Paris dans la littérature

Paris dans la littérature

Paris Vox – En partenariat avec la revue littéraire non conforme Livr’arbitres, retrouvez désormais régulièrement sur Paris Vox une sélection d’extraits de textes littéraires évoquant Paris et l’Ile de France, leur histoire, leurs habitants, leurs rues et leurs monuments…. Aujourd’hui, Benoit Duteurtre et Charles Ficat.

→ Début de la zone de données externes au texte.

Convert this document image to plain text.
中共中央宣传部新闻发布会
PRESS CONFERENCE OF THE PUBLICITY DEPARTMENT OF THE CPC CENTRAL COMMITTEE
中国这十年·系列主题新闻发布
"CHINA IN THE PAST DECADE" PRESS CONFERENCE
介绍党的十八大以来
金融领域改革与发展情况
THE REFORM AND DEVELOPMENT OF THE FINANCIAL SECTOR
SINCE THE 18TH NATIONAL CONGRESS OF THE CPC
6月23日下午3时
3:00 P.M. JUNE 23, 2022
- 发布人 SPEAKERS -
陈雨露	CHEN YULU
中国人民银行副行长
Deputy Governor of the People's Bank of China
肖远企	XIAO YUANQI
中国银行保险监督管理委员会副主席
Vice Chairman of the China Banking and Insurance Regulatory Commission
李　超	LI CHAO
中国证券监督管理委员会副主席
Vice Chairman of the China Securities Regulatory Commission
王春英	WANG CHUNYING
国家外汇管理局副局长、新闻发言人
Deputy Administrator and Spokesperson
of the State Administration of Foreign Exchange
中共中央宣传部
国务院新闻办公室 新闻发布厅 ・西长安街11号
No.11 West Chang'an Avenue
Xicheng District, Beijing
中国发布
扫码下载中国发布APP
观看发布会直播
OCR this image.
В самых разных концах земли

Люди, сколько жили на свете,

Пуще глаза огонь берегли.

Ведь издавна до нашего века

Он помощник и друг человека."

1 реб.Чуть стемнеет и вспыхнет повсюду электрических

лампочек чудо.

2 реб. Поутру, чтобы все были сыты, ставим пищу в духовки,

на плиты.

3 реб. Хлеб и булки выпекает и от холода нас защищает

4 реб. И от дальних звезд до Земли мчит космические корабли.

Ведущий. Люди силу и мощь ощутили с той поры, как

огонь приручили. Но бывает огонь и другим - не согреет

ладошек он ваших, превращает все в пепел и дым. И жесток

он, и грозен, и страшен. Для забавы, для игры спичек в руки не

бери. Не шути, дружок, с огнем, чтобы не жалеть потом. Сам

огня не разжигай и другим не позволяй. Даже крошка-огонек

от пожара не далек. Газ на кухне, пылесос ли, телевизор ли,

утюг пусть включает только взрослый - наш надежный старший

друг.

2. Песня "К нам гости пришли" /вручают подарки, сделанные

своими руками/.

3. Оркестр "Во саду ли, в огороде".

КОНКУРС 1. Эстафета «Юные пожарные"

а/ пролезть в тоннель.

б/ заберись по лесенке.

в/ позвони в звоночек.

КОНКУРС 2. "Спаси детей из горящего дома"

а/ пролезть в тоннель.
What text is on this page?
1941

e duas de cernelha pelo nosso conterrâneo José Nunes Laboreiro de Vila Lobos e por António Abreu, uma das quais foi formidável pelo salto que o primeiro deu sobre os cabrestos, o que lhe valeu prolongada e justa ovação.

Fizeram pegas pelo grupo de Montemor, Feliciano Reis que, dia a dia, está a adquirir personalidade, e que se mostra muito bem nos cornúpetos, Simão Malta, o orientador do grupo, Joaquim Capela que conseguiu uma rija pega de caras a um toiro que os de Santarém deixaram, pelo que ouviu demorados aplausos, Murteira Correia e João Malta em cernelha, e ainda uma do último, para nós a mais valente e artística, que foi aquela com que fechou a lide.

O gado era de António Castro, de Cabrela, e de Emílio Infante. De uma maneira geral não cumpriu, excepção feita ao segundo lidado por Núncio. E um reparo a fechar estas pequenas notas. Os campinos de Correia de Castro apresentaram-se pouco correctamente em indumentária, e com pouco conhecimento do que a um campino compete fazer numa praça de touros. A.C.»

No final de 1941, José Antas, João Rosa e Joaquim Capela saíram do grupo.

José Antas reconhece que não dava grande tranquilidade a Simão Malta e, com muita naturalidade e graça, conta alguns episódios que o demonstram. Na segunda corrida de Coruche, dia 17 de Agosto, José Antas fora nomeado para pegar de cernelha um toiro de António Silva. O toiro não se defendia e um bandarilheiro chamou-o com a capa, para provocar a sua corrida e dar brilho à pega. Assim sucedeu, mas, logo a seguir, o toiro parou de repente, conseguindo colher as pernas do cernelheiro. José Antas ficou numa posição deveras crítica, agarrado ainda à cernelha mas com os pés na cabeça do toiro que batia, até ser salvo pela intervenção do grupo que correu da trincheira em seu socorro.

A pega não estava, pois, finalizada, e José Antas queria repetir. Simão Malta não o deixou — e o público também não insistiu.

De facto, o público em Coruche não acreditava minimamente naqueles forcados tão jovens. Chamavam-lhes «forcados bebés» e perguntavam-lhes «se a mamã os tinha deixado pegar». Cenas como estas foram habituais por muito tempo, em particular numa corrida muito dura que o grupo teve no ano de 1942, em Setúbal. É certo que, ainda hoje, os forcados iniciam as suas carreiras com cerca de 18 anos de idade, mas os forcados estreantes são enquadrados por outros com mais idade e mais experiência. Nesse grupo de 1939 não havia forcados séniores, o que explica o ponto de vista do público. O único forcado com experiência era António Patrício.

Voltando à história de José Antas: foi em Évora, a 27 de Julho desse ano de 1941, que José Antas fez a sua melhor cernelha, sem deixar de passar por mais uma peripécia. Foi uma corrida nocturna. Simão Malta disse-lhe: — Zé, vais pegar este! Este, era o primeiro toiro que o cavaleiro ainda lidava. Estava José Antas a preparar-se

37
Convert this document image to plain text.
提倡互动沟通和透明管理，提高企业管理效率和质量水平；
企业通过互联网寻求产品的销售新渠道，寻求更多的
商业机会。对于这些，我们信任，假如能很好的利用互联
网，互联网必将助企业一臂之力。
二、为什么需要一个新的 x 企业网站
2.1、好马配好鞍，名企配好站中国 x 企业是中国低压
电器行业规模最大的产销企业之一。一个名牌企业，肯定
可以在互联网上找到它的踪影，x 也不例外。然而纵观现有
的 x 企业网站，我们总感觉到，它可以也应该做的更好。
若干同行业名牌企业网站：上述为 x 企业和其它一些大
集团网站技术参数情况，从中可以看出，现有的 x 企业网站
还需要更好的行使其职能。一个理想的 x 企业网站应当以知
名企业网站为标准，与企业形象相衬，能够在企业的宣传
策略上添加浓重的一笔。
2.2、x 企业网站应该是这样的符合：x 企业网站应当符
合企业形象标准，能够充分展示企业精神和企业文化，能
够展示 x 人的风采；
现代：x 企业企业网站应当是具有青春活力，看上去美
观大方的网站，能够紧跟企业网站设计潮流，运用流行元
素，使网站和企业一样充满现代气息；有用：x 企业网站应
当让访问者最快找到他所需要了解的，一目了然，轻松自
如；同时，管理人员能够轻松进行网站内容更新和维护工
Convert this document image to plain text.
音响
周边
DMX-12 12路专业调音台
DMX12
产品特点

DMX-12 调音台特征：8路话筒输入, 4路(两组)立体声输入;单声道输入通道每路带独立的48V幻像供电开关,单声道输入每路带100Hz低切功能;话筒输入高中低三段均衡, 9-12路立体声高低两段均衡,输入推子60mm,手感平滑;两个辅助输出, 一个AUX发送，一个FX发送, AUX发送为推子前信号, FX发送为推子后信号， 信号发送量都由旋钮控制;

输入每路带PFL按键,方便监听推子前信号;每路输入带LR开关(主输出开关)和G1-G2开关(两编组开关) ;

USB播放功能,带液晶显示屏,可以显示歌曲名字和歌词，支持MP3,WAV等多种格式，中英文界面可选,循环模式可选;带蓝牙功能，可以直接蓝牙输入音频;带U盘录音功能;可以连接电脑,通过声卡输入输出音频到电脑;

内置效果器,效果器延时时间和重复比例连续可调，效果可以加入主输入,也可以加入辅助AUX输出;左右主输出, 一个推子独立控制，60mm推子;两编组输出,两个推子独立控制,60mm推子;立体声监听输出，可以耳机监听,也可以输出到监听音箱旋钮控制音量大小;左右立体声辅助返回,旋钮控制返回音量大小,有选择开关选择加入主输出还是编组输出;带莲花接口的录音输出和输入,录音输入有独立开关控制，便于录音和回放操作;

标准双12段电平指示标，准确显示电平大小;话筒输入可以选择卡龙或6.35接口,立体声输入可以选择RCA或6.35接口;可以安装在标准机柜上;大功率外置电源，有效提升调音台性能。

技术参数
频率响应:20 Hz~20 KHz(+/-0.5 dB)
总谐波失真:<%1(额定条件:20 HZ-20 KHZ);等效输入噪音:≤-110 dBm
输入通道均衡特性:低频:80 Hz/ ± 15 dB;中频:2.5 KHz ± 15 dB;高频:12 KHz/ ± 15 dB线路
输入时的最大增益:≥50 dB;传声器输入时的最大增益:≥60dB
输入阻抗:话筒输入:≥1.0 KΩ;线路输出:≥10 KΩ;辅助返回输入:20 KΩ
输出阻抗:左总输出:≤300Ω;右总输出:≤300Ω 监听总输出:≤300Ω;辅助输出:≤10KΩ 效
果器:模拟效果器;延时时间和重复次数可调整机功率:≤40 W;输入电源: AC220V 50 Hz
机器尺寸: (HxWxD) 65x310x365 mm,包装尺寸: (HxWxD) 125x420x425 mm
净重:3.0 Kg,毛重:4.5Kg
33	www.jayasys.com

Benoit Duteurtre, Service clientèle, 2003 : Longtemps réservé aux conciliabules entre amis, l’ancien « bar américain » ressemble plutôt, depuis la rénovation de la brasserie, à un sas de compression touristique. On y fait patienter la clientèle devant des cocktails sucrés, avant de la diriger vers les tables du restaurant, mais on n’aime pas qu’un client s’y incruste trop longtemps. Comme je soufflais des bouffées de cigarette, le barman fit entendre des toussotements. Un groupe de commerciaux toulousains en séminaire de merchandising admirait les piliers peints et les lustres cubistes de ce temple parisien des années vingt – entièrement démoli quelques années plus tôt. Les architectes avaient reconstitué, sur les lieux mêmes, une réplique assez fidèle de l’ancienne Coupole. Un louable compromis immobilier sauvait le pittoresque parisien, au rez-de-chaussée d’un ensemble de bureaux.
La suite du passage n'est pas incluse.